While they are certain to improve with every faceoff opportunity they receive, Bailer and Ross have not shown the consistent talent for faceoffs that their predecessors had. Bailer has won 14 of 30 faceoffs (47 percent), while Ross has controlled only 10 of 28 (36 percent).
In Princeton's opening game Feb. 28, the Tigers lost 22 of 31 faceoffs, but still bested Johns Hopkins, 17-10. Though Princeton won 12 of 18 faceoffs in the game against the Cavaliers, the loss, coupled with earlier faceoff struggles, convinced Tierney a change needed to be made.
Enter Chris Berrier.
Berrier, a sophomore midfielder, faced off just 13 times in his freshman season, winning seven of those. But the lack of experience has not hurt Berrier this year. He has responded to the promotion by converting 59 percent of his faceoff opportunities (24 of 41), a rate just below that of Kramer and Mitchell.

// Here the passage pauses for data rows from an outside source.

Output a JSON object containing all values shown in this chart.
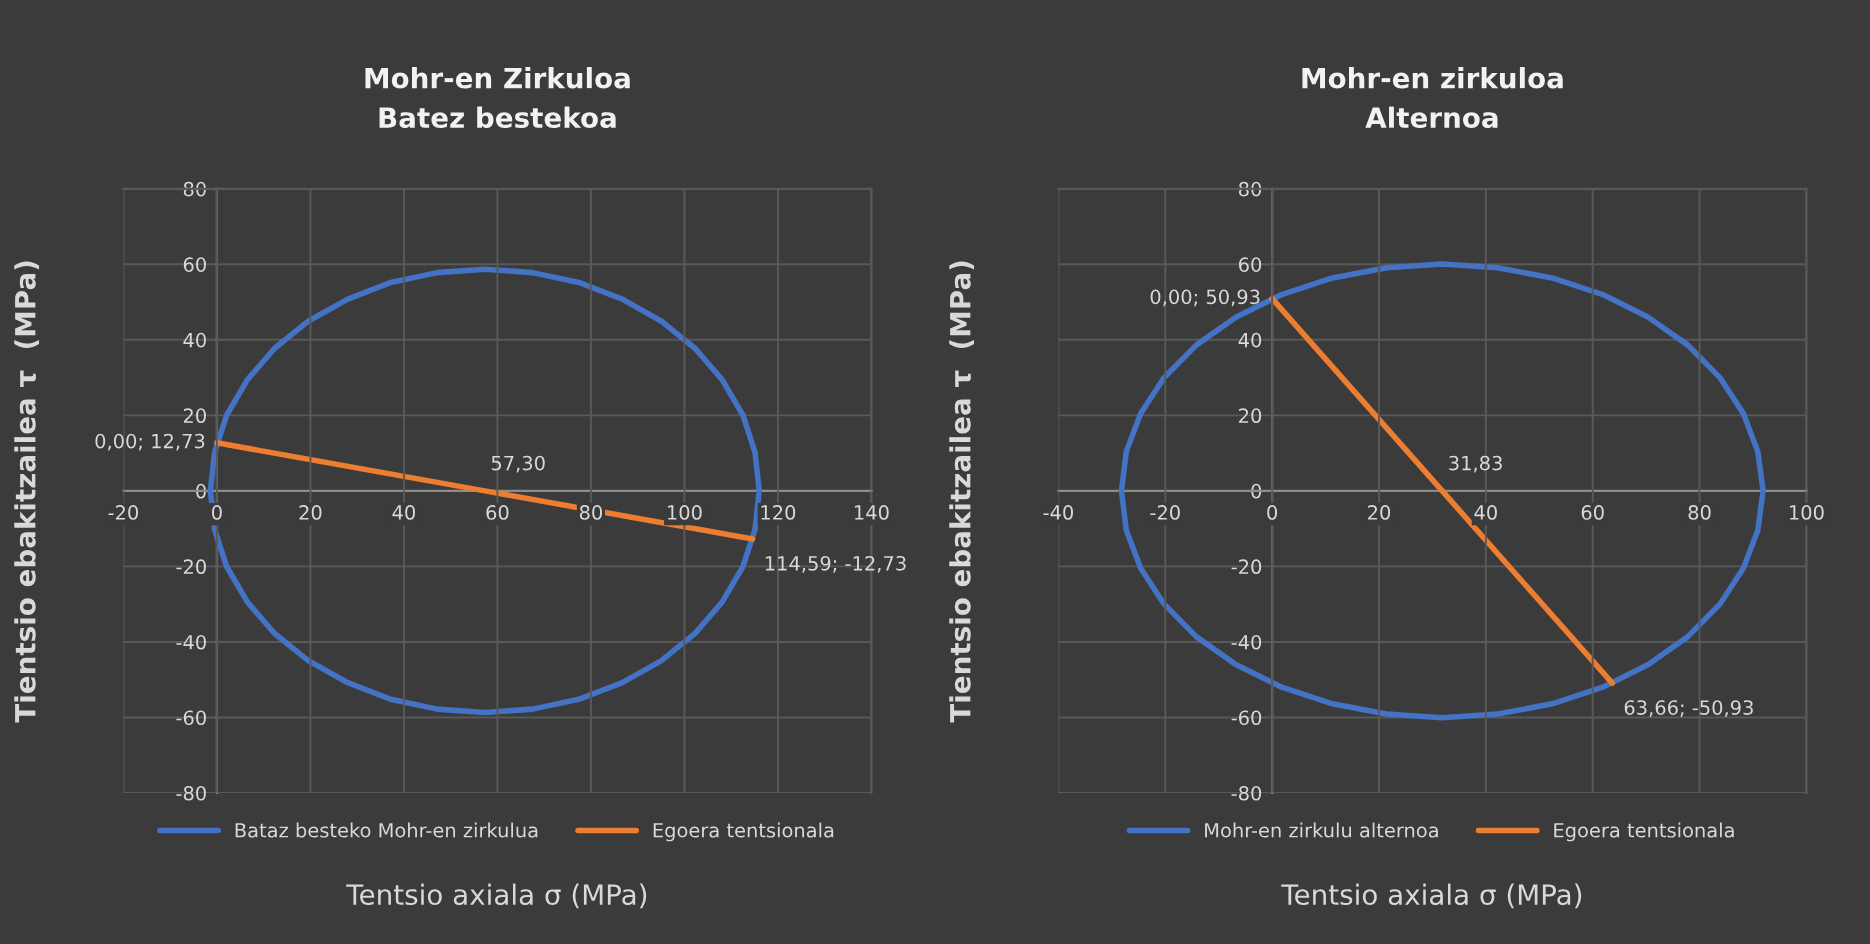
{
  "chart_data": [
    {
      "type": "line",
      "title": "Mohr-en Zirkuloa\nBatez bestekoa",
      "xlabel": "Tentsio axiala σ (MPa)",
      "ylabel": "Tientsio ebakitzailea τ  (MPa)",
      "xlim": [
        -20,
        140
      ],
      "xticks": [
        -20,
        0,
        20,
        40,
        60,
        80,
        100,
        120,
        140
      ],
      "ylim": [
        -80,
        80
      ],
      "yticks": [
        -80,
        -60,
        -40,
        -20,
        0,
        20,
        40,
        60,
        80
      ],
      "grid": true,
      "legend": "bottom",
      "marker": "none",
      "line_style": "solid",
      "series": [
        {
          "name": "Bataz besteko Mohr-en zirkulua",
          "color": "#4472c4",
          "x": [
            116.0,
            115.1,
            112.5,
            108.1,
            102.3,
            95.0,
            86.7,
            77.4,
            67.5,
            57.3,
            47.1,
            37.2,
            28.0,
            19.6,
            12.3,
            6.5,
            2.1,
            -0.5,
            -1.4,
            -0.5,
            2.1,
            6.5,
            12.3,
            19.6,
            28.0,
            37.2,
            47.1,
            57.3,
            67.5,
            77.4,
            86.7,
            95.0,
            102.3,
            108.1,
            112.5,
            115.1,
            115.9
          ],
          "values": [
            0,
            10.2,
            20.1,
            29.4,
            37.7,
            45.0,
            50.8,
            55.2,
            57.8,
            58.7,
            57.8,
            55.2,
            50.8,
            45.0,
            37.7,
            29.4,
            20.1,
            10.2,
            0,
            -10.2,
            -20.1,
            -29.4,
            -37.7,
            -45.0,
            -50.8,
            -55.2,
            -57.8,
            -58.7,
            -57.8,
            -55.2,
            -50.8,
            -45.0,
            -37.7,
            -29.4,
            -20.1,
            -10.2,
            -1.0
          ]
        },
        {
          "name": "Egoera tentsionala",
          "color": "#ed7d31",
          "x": [
            0,
            57.3,
            114.59
          ],
          "values": [
            12.73,
            0,
            -12.73
          ]
        }
      ],
      "annotations": [
        {
          "text": "0,00; 12,73",
          "x": 0,
          "y": 12.73
        },
        {
          "text": "57,30",
          "x": 57.3,
          "y": 0
        },
        {
          "text": "114,59; -12,73",
          "x": 114.59,
          "y": -12.73
        }
      ]
    },
    {
      "type": "line",
      "title": "Mohr-en zirkuloa\nAlternoa",
      "xlabel": "Tentsio axiala σ (MPa)",
      "ylabel": "Tientsio ebakitzailea τ  (MPa)",
      "xlim": [
        -40,
        100
      ],
      "xticks": [
        -40,
        -20,
        0,
        20,
        40,
        60,
        80,
        100
      ],
      "ylim": [
        -80,
        80
      ],
      "yticks": [
        -80,
        -60,
        -40,
        -20,
        0,
        20,
        40,
        60,
        80
      ],
      "grid": true,
      "legend": "bottom",
      "marker": "none",
      "line_style": "solid",
      "series": [
        {
          "name": "Mohr-en zirkulu alternoa",
          "color": "#4472c4",
          "x": [
            91.9,
            90.9,
            88.2,
            83.8,
            77.8,
            70.4,
            61.9,
            52.4,
            42.2,
            31.8,
            21.4,
            11.3,
            1.8,
            -6.8,
            -14.2,
            -20.2,
            -24.6,
            -27.3,
            -28.2,
            -27.3,
            -24.6,
            -20.2,
            -14.2,
            -6.8,
            1.8,
            11.3,
            21.4,
            31.8,
            42.2,
            52.4,
            61.9,
            70.4,
            77.8,
            83.8,
            88.2,
            90.9,
            91.8
          ],
          "values": [
            0,
            10.4,
            20.5,
            30.0,
            38.6,
            46.0,
            52.0,
            56.4,
            59.1,
            60.1,
            59.1,
            56.4,
            52.0,
            46.0,
            38.6,
            30.0,
            20.5,
            10.4,
            0,
            -10.4,
            -20.5,
            -30.0,
            -38.6,
            -46.0,
            -52.0,
            -56.4,
            -59.1,
            -60.1,
            -59.1,
            -56.4,
            -52.0,
            -46.0,
            -38.6,
            -30.0,
            -20.5,
            -10.4,
            -1.0
          ]
        },
        {
          "name": "Egoera tentsionala",
          "color": "#ed7d31",
          "x": [
            0,
            31.83,
            63.66
          ],
          "values": [
            50.93,
            0,
            -50.93
          ]
        }
      ],
      "annotations": [
        {
          "text": "0,00; 50,93",
          "x": 0,
          "y": 50.93
        },
        {
          "text": "31,83",
          "x": 31.83,
          "y": 0
        },
        {
          "text": "63,66; -50,93",
          "x": 63.66,
          "y": -50.93
        }
      ]
    }
  ]
}
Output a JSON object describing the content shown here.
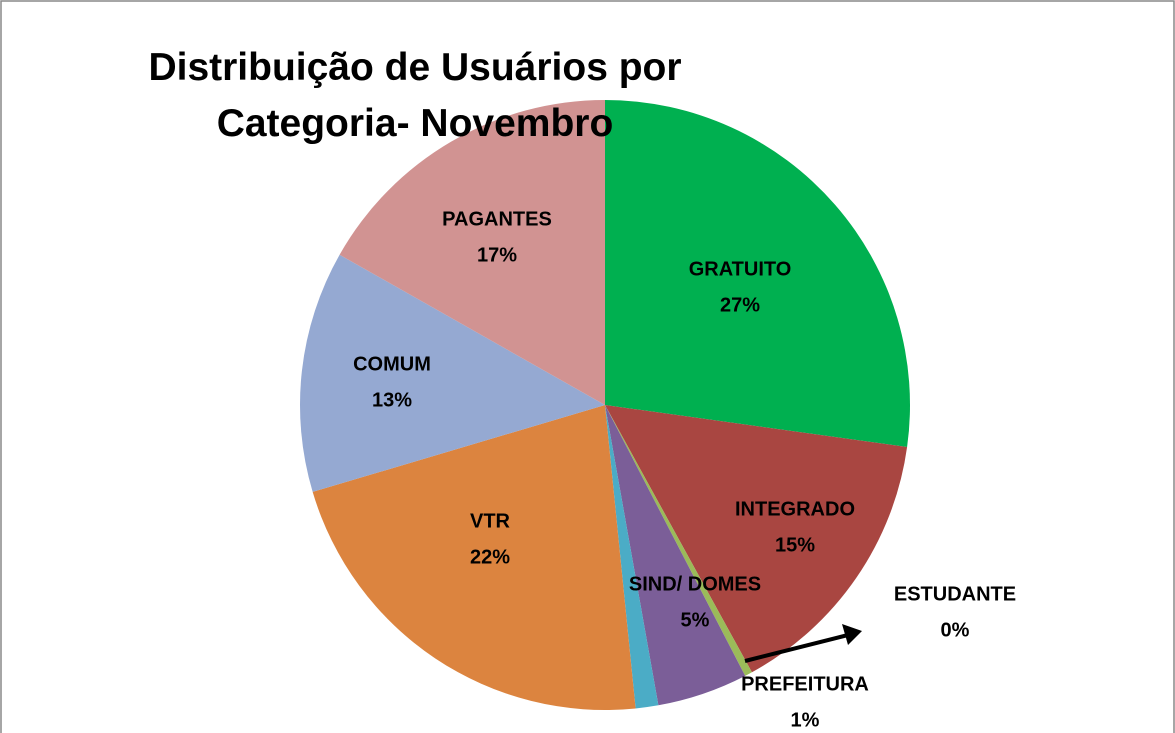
{
  "chart_data": {
    "type": "pie",
    "title": "Distribuição de Usuários por Categoria- Novembro",
    "categories": [
      "GRATUITO",
      "INTEGRADO",
      "ESTUDANTE",
      "SIND/ DOMES",
      "PREFEITURA",
      "VTR",
      "COMUM",
      "PAGANTES"
    ],
    "values": [
      27.2,
      14.8,
      0.4,
      4.8,
      1.2,
      22,
      12.8,
      16.8
    ],
    "value_labels": [
      "27%",
      "15%",
      "0%",
      "5%",
      "1%",
      "22%",
      "13%",
      "17%"
    ],
    "colors": [
      "#00b050",
      "#a94641",
      "#9bbb59",
      "#7b5e98",
      "#4bacc6",
      "#dc843f",
      "#95a9d2",
      "#d19392"
    ]
  }
}
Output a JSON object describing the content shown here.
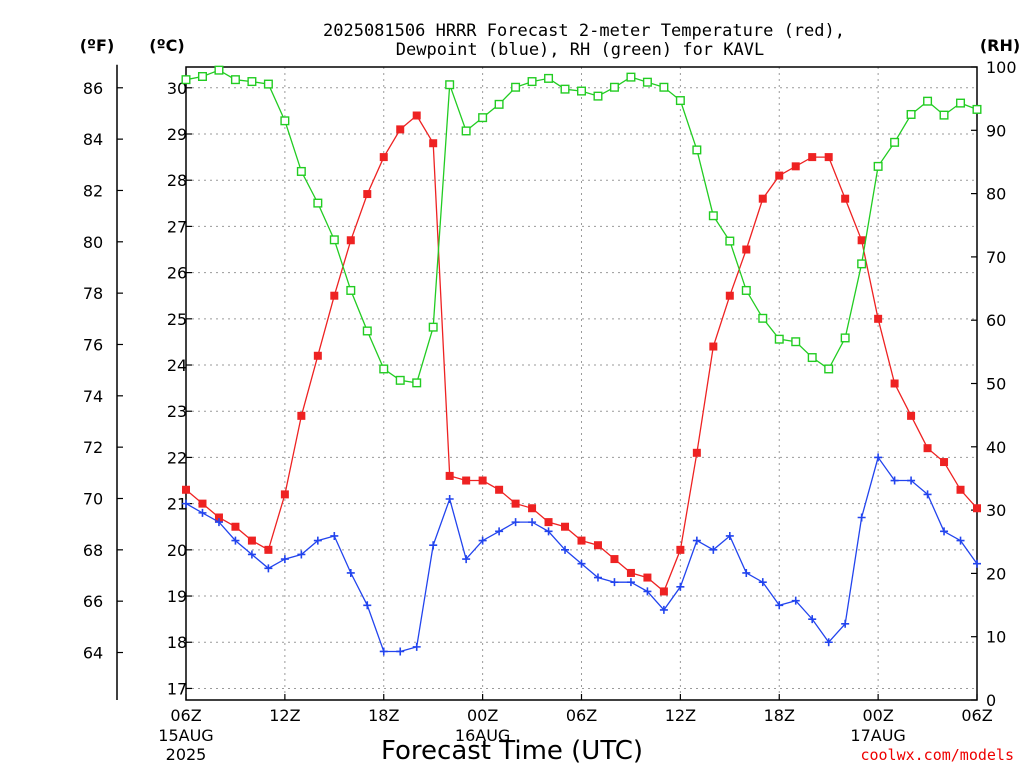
{
  "chart_data": {
    "type": "line",
    "title_lines": [
      "2025081506 HRRR Forecast 2-meter Temperature (red),",
      "Dewpoint (blue), RH (green) for KAVL"
    ],
    "unit_labels": {
      "fahrenheit": "(ºF)",
      "celsius": "(ºC)",
      "rh": "(RH)"
    },
    "xlabel": "Forecast Time (UTC)",
    "watermark": "coolwx.com/models",
    "x_ticks": [
      {
        "label": "06Z",
        "sub": [
          "15AUG",
          "2025"
        ],
        "hour": 0
      },
      {
        "label": "12Z",
        "sub": [],
        "hour": 6
      },
      {
        "label": "18Z",
        "sub": [],
        "hour": 12
      },
      {
        "label": "00Z",
        "sub": [
          "16AUG"
        ],
        "hour": 18
      },
      {
        "label": "06Z",
        "sub": [],
        "hour": 24
      },
      {
        "label": "12Z",
        "sub": [],
        "hour": 30
      },
      {
        "label": "18Z",
        "sub": [],
        "hour": 36
      },
      {
        "label": "00Z",
        "sub": [
          "17AUG"
        ],
        "hour": 42
      },
      {
        "label": "06Z",
        "sub": [],
        "hour": 48
      }
    ],
    "xlim_hours": [
      0,
      48
    ],
    "celsius_ticks": [
      "17",
      "18",
      "19",
      "20",
      "21",
      "22",
      "23",
      "24",
      "25",
      "26",
      "27",
      "28",
      "29",
      "30"
    ],
    "fahrenheit_ticks": [
      "64",
      "66",
      "68",
      "70",
      "72",
      "74",
      "76",
      "78",
      "80",
      "82",
      "84",
      "86"
    ],
    "rh_ticks": [
      "0",
      "10",
      "20",
      "30",
      "40",
      "50",
      "60",
      "70",
      "80",
      "90",
      "100"
    ],
    "ylim_celsius": [
      16.75,
      30.45
    ],
    "ylim_rh": [
      0,
      100
    ],
    "grid": true,
    "series": [
      {
        "name": "Temperature",
        "color": "#ee2222",
        "marker": "filled-square",
        "axis": "celsius",
        "hours": [
          0,
          1,
          2,
          3,
          4,
          5,
          6,
          7,
          8,
          9,
          10,
          11,
          12,
          13,
          14,
          15,
          16,
          17,
          18,
          19,
          20,
          21,
          22,
          23,
          24,
          25,
          26,
          27,
          28,
          29,
          30,
          31,
          32,
          33,
          34,
          35,
          36,
          37,
          38,
          39,
          40,
          41,
          42,
          43,
          44,
          45,
          46,
          47,
          48
        ],
        "values": [
          21.3,
          21.0,
          20.7,
          20.5,
          20.2,
          20.0,
          21.2,
          22.9,
          24.2,
          25.5,
          26.7,
          27.7,
          28.5,
          29.1,
          29.4,
          28.8,
          21.6,
          21.5,
          21.5,
          21.3,
          21.0,
          20.9,
          20.6,
          20.5,
          20.2,
          20.1,
          19.8,
          19.5,
          19.4,
          19.1,
          20.0,
          22.1,
          24.4,
          25.5,
          26.5,
          27.6,
          28.1,
          28.3,
          28.5,
          28.5,
          27.6,
          26.7,
          25.0,
          23.6,
          22.9,
          22.2,
          21.9,
          21.3,
          20.9
        ]
      },
      {
        "name": "Dewpoint",
        "color": "#2244ee",
        "marker": "plus",
        "axis": "celsius",
        "hours": [
          0,
          1,
          2,
          3,
          4,
          5,
          6,
          7,
          8,
          9,
          10,
          11,
          12,
          13,
          14,
          15,
          16,
          17,
          18,
          19,
          20,
          21,
          22,
          23,
          24,
          25,
          26,
          27,
          28,
          29,
          30,
          31,
          32,
          33,
          34,
          35,
          36,
          37,
          38,
          39,
          40,
          41,
          42,
          43,
          44,
          45,
          46,
          47,
          48
        ],
        "values": [
          21.0,
          20.8,
          20.6,
          20.2,
          19.9,
          19.6,
          19.8,
          19.9,
          20.2,
          20.3,
          19.5,
          18.8,
          17.8,
          17.8,
          17.9,
          20.1,
          21.1,
          19.8,
          20.2,
          20.4,
          20.6,
          20.6,
          20.4,
          20.0,
          19.7,
          19.4,
          19.3,
          19.3,
          19.1,
          18.7,
          19.2,
          20.2,
          20.0,
          20.3,
          19.5,
          19.3,
          18.8,
          18.9,
          18.5,
          18.0,
          18.4,
          20.7,
          22.0,
          21.5,
          21.5,
          21.2,
          20.4,
          20.2,
          19.7
        ]
      },
      {
        "name": "RH",
        "color": "#22cc22",
        "marker": "open-square",
        "axis": "rh",
        "hours": [
          0,
          1,
          2,
          3,
          4,
          5,
          6,
          7,
          8,
          9,
          10,
          11,
          12,
          13,
          14,
          15,
          16,
          17,
          18,
          19,
          20,
          21,
          22,
          23,
          24,
          25,
          26,
          27,
          28,
          29,
          30,
          31,
          32,
          33,
          34,
          35,
          36,
          37,
          38,
          39,
          40,
          41,
          42,
          43,
          44,
          45,
          46,
          47,
          48
        ],
        "values": [
          98,
          98.5,
          99.5,
          98,
          97.7,
          97.3,
          91.5,
          83.5,
          78.5,
          72.7,
          64.7,
          58.3,
          52.3,
          50.5,
          50.1,
          58.9,
          97.2,
          89.9,
          92,
          94.1,
          96.8,
          97.7,
          98.2,
          96.5,
          96.2,
          95.4,
          96.8,
          98.4,
          97.6,
          96.8,
          94.7,
          86.9,
          76.5,
          72.5,
          64.7,
          60.3,
          57,
          56.6,
          54.1,
          52.3,
          57.2,
          68.9,
          84.3,
          88.1,
          92.5,
          94.6,
          92.4,
          94.3,
          93.3
        ]
      }
    ]
  }
}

In Saturday's 13-5 defeat of Penn State, Berrier looked impressive as the Tigers controlled 13 of 22 faceoffs. Tierney's confidence in the sophomore is high, and if Princeton ever finds itself in sudden death overtime with the game on the line, it is Berrier who will get the call to face off.
In addition to his move to faceoff specialist, Berrier has switched from his position on the first midfield line to that of a defensive midfielder. His replacement, freshman Rob Torti, joins junior Lorne Smith and sophomore Josh Sims on the midfield line.
Overall, Princeton has won just 47 percent of its faceoffs this season. But with Berrier performing well in his new role and Bailer and Ross improving with every game, the Tigers won't have to lament the loss of Kramer and Mitchell much longer.